‘Replica’ £40,000 Constable painting now believed to be real thing worth up to £5m

‘Replica’ £40,000 Constable painting now believed to be real thing worth up to £5m

Simon Rushton

A recently rediscovered landscape by British artist John Constable is expected to sell for between £3 million and £5m ($4m-$5.3m) next month.

It sold at auction last year for £40,000 when it was believed to be a copy.

Auction house Sotheby’s said the newly authenticated painting, The Glebe Farm, was an “amazing find”.

There were previously four known versions of the painting by Constable and the work, to be sold on December 8, was thought to be a copy.

“The existence of a lost preparatory study for The Glebe Farm, one of the most personal and evocative of Constable’s great paintings, has long been known by scholars,” said Julian Gascoigne, Sotheby’s senior specialist of British paintings.

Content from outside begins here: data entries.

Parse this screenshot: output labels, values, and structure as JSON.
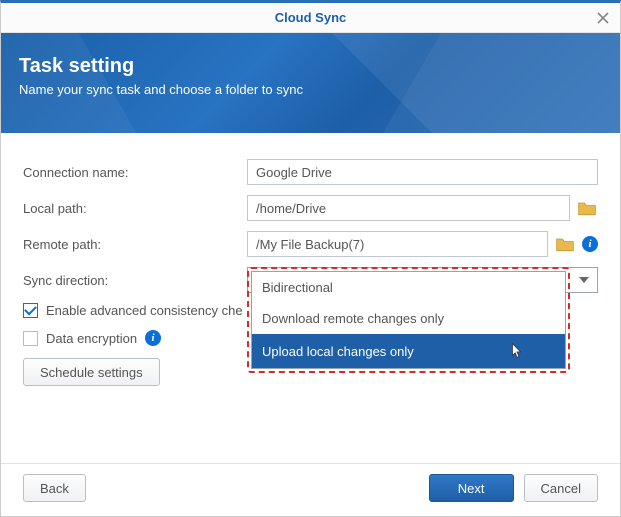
{
  "window_title": "Cloud Sync",
  "header": {
    "title": "Task setting",
    "subtitle": "Name your sync task and choose a folder to sync"
  },
  "form": {
    "connection_name": {
      "label": "Connection name:",
      "value": "Google Drive"
    },
    "local_path": {
      "label": "Local path:",
      "value": "/home/Drive"
    },
    "remote_path": {
      "label": "Remote path:",
      "value": "/My File Backup(7)"
    },
    "sync_direction": {
      "label": "Sync direction:",
      "value": "Bidirectional",
      "options": [
        "Bidirectional",
        "Download remote changes only",
        "Upload local changes only"
      ],
      "highlighted": "Upload local changes only"
    },
    "enable_consistency": {
      "label": "Enable advanced consistency che",
      "checked": true
    },
    "data_encryption": {
      "label": "Data encryption",
      "checked": false
    },
    "schedule_button": "Schedule settings"
  },
  "footer": {
    "back": "Back",
    "next": "Next",
    "cancel": "Cancel"
  }
}
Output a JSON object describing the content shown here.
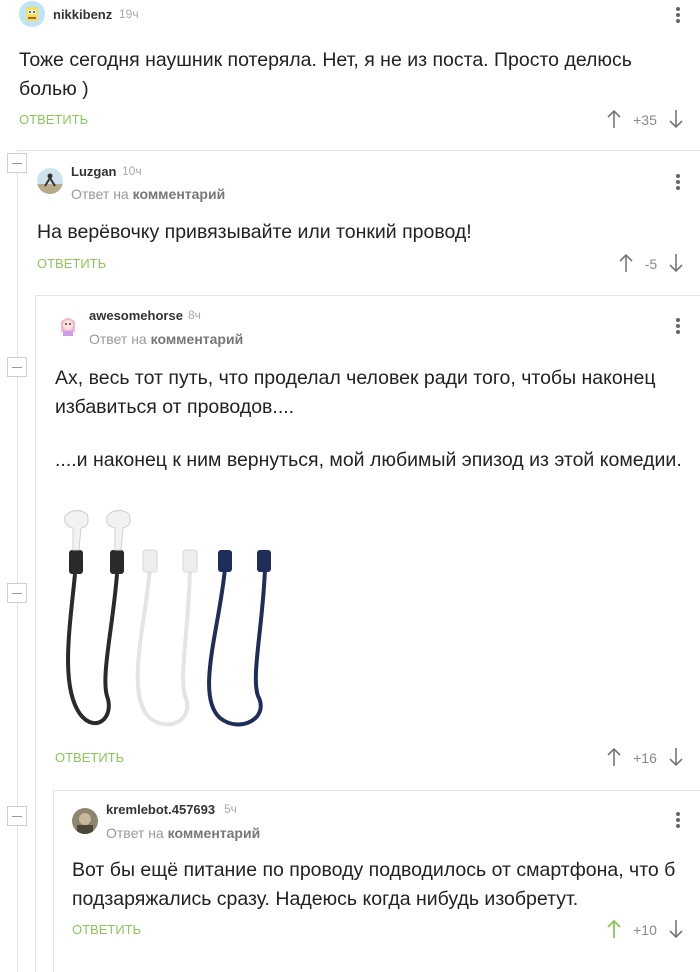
{
  "reply_label": "ответить",
  "reply_prefix": "Ответ на",
  "reply_target": "комментарий",
  "comments": [
    {
      "username": "nikkibenz",
      "time": "19ч",
      "text": "Тоже сегодня наушник потеряла. Нет, я не из поста. Просто делюсь болью )",
      "score": "+35"
    },
    {
      "username": "Luzgan",
      "time": "10ч",
      "text": "На верёвочку привязывайте или тонкий провод!",
      "score": "-5"
    },
    {
      "username": "awesomehorse",
      "time": "8ч",
      "text1": "Ах, весь тот путь, что проделал человек ради того, чтобы наконец избавиться от проводов....",
      "text2": "....и наконец к ним вернуться, мой любимый эпизод из этой комедии.",
      "score": "+16"
    },
    {
      "username": "kremlebot.457693",
      "time": "5ч",
      "text": "Вот бы ещё питание по проводу подводилось от смартфона, что б подзаряжались сразу. Надеюсь когда нибудь изобретут.",
      "score": "+10"
    }
  ],
  "colors": {
    "reply_green": "#8ac858",
    "upvote_active": "#8ac858",
    "tree_line": "#e3e3e3",
    "text": "#222222",
    "muted": "#999999"
  },
  "icons": [
    "collapse-icon",
    "upvote-icon",
    "downvote-icon",
    "more-icon"
  ]
}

“Listed in the artist’s studio sale, the re-emergence of this important work after 180 years, particularly in such an exceptional state of preservation, represents one of the most significant and exciting discoveries in Constable scholarship for a generation.”

The Glebe Farm was painted by Constable in memory of friend and mentor John Fisher, who became Bishop of Salisbury. A landscape showing Salisbury Cathedral is another of the artist’s most famous works.

The painting has a windmill to the right of the farm not seen in other versions of ‘The Glebe Farm’. Sotheby’s

Sarah Cove, founder of the Constable Research Project, believes the newly found work was painted by Constable in 1828.

The painting includes a windmill, a subject common in Constable’s works, to the right of the farm that is not apparent in the other versions of the work.

Experts also found evidence of rubbing back and toning down of the foliage and foreground details, techniques that were typical of Constable in the 1820s and 1830s.

The Glebe Farm depicts Mr Fisher’s parish lodgings when he was Rector of Langham, a small village on the south side of the Stour Valley, Essex, near where Constable was born and grew up in Suffolk.

The painting was in the collection of Edward William Edwards, a US industrialist and art collector, who lived in Cincinnati, Ohio. His family sold it last year.

“The family clearly forgot, or just didn’t realise what they had,” Mr Gascoigne said.

“It’s amazing, really, that in this day and age these things happen and there are still these great masterpieces out there, undiscovered and unknown.”

He called the work a “vital link between the various versions of the composition” and “the most significant and important discovery in Constable scholarship for at least a generation”.

Three of the other versions of the painting are at the Tate Gallery in London, with a fourth on display at Detroit Institute of Arts.

The latest version is a “working study” produced by Constable as he moved from the small version of the painting now in Detroit to the larger works at the Tate.

Constable was a Romantic painter most famous for producing landscapes of the English countryside.

His works include The Hay Wain, on display at the National Gallery in London, while another of his paintings, The Lock, sold for £22.8m ($30.5) in 2012.